Pubblicato da in data 27 Settembre 2019

Batteri dell'intestino chiave per battere i tumori con l'immunoterapia

Pubblicato il: 28/09/2019 14:06

La chiave dell’efficacia anti-cancro dell’immunoterapia si cela nel nostro intestino. Ne sono convinti i ricercatori protagonisti di una sessione del Congresso Esmo (Europan Society for Medical Oncology) in corso a Barcellona, dedicata proprio agli ultimi studi sui batteri buoni che abitano nel tratto intestinale. “Il microbioma influisce sull’efficacia dell’immunoterapia anticancro”, ha spiegato Lisa Derosa del Gustave Roussy Cancer Campus presso l’università di Parigi Saclay, specializzata in ricerca sulla flora batterica intestinale.

A dimostrarlo i dati di pazienti con tumori solidi sottoposti ad antibiotico-terapia e immunoterapia: hanno esiti peggiori rispetto a quanti non sono stati trattati con antibiotici. C’è da tener conto anche del fattore tempo: la ‘finestra’ in cui si rischia di pagare il prezzo dell’uso degli antibiotici sembra aprirsi 30 giorni prima dell’immunoterapia, ha spiegato Derosa, presentando anche dati non pubblicati.

“Abbiamo visto che l’antibiotico modifica il microbioma e riduce l’effetto dell’immunoterapia”. Il suo gruppo ha analizzato le feci di pazienti con tumore dei polmoni o dei reni. Si è scoperto che la presenza in alcuni pazienti di un batterio, l’Akkermansia muciniphila, si accompagna ad esiti migliori dell’immunoterapia.

Ma non finisce qui. I ricercatori hanno rilevato 35 batteri diversi fra responder e non responder, e questo sembra essere il più importante. Dati ancora non pubblicati, “ma anche altri gruppi di ricerca nel mondo confermano la presenza nei responders dell’Akkermansia”, dice Derosa.

Dunque già oggi, evidenzia la ricercatrice – ricordando che i suoi colleghi all’università la prendevano benevolmente in giro chiamandola ‘Principessa pupù’ – il microbioma aiuta a definire chi risponderà meglio all’immunoterapia. Il progetto Oncobiome, frutto di un consorzio guidato dal Gustave Roussy, punta ad analizzare le feci con le scienze omiche per individuare caratteristiche in grado di cartterizzare i ‘responders’ fra i pazienti con diversi tipi di tumori solidi.
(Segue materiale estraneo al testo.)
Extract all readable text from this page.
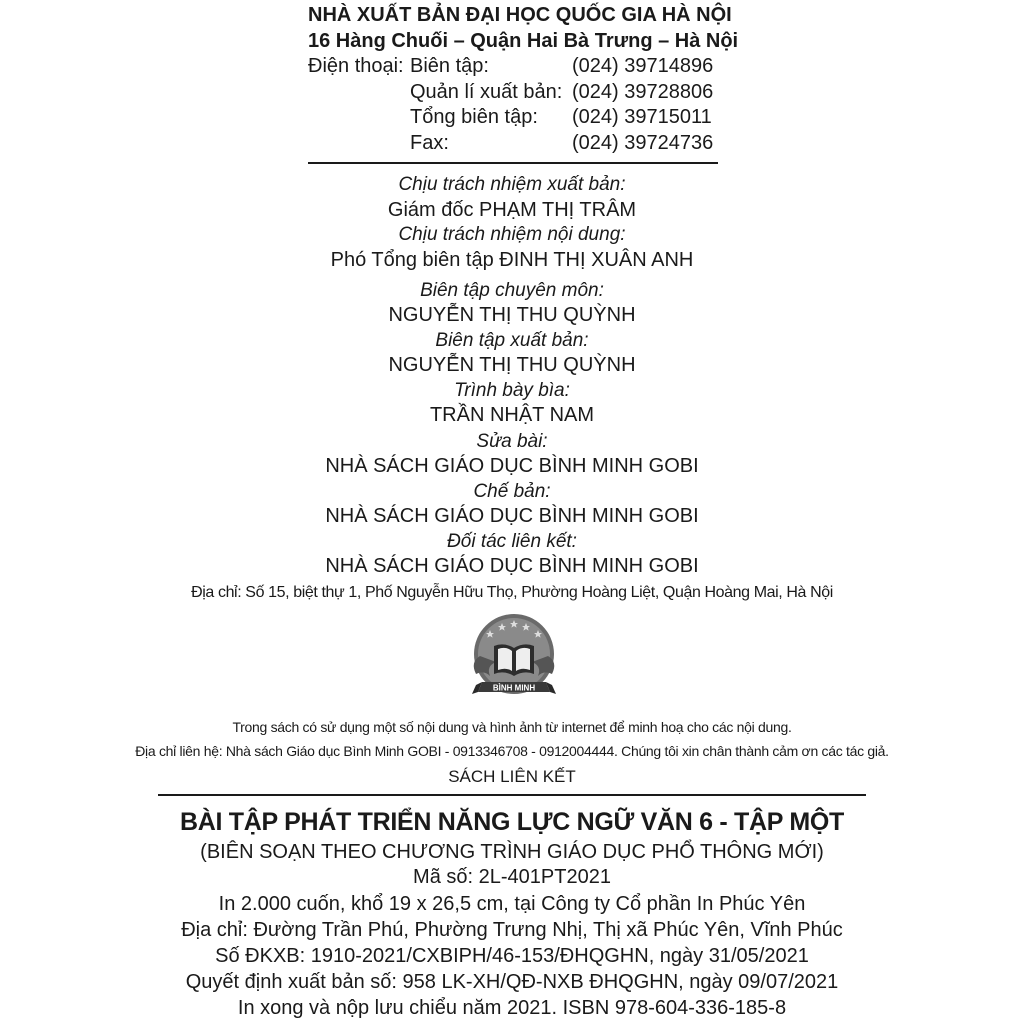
NHÀ XUẤT BẢN ĐẠI HỌC QUỐC GIA HÀ NỘI
16 Hàng Chuối – Quận Hai Bà Trưng – Hà Nội
Điện thoại: Biên tập:	(024) 39714896
Quản lí xuất bản: (024) 39728806
Tổng biên tập: (024) 39715011
Fax:	(024) 39724736
Chịu trách nhiệm xuất bản:
Giám đốc PHẠM THỊ TRÂM
Chịu trách nhiệm nội dung:
Phó Tổng biên tập ĐINH THỊ XUÂN ANH
Biên tập chuyên môn:
NGUYỄN THỊ THU QUỲNH
Biên tập xuất bản:
NGUYỄN THỊ THU QUỲNH
Trình bày bìa:
TRẦN NHẬT NAM
Sửa bài:
NHÀ SÁCH GIÁO DỤC BÌNH MINH GOBI
Chế bản:
NHÀ SÁCH GIÁO DỤC BÌNH MINH GOBI
Đối tác liên kết:
NHÀ SÁCH GIÁO DỤC BÌNH MINH GOBI
Địa chỉ: Số 15, biệt thự 1, Phố Nguyễn Hữu Thọ, Phường Hoàng Liệt, Quận Hoàng Mai, Hà Nội
BÌNH MINH
Trong sách có sử dụng một số nội dung và hình ảnh từ internet để minh hoạ cho các nội dung.
Địa chỉ liên hệ: Nhà sách Giáo dục Bình Minh GOBI - 0913346708 - 0912004444. Chúng tôi xin chân thành cảm ơn các tác giả.
SÁCH LIÊN KẾT
BÀI TẬP PHÁT TRIỂN NĂNG LỰC NGỮ VĂN 6 - TẬP MỘT
(BIÊN SOẠN THEO CHƯƠNG TRÌNH GIÁO DỤC PHỔ THÔNG MỚI)
Mã số: 2L-401PT2021
In 2.000 cuốn, khổ 19 x 26,5 cm, tại Công ty Cổ phần In Phúc Yên
Địa chỉ: Đường Trần Phú, Phường Trưng Nhị, Thị xã Phúc Yên, Vĩnh Phúc
Số ĐKXB: 1910-2021/CXBIPH/46-153/ĐHQGHN, ngày 31/05/2021
Quyết định xuất bản số: 958 LK-XH/QĐ-NXB ĐHQGHN, ngày 09/07/2021
In xong và nộp lưu chiểu năm 2021. ISBN 978-604-336-185-8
“Le feci possono dirci molto – assicura la giovane studiosa – dunque coraggio, cerchiamo di raccoglierle e capire cosa ci dicono”. Segreti che potranno portare a nuovi approcci per analizzare i pazienti e curarli con l’immunoterapia giusta, ma anche aiutarli con dieta, trapianto di microbatteri fecali, somministrazione batteri ‘buoni’. “In gut (bacteria) we trust”, campeggia sull’ultima slide della ricercatrice, accolta in sala da un applauso.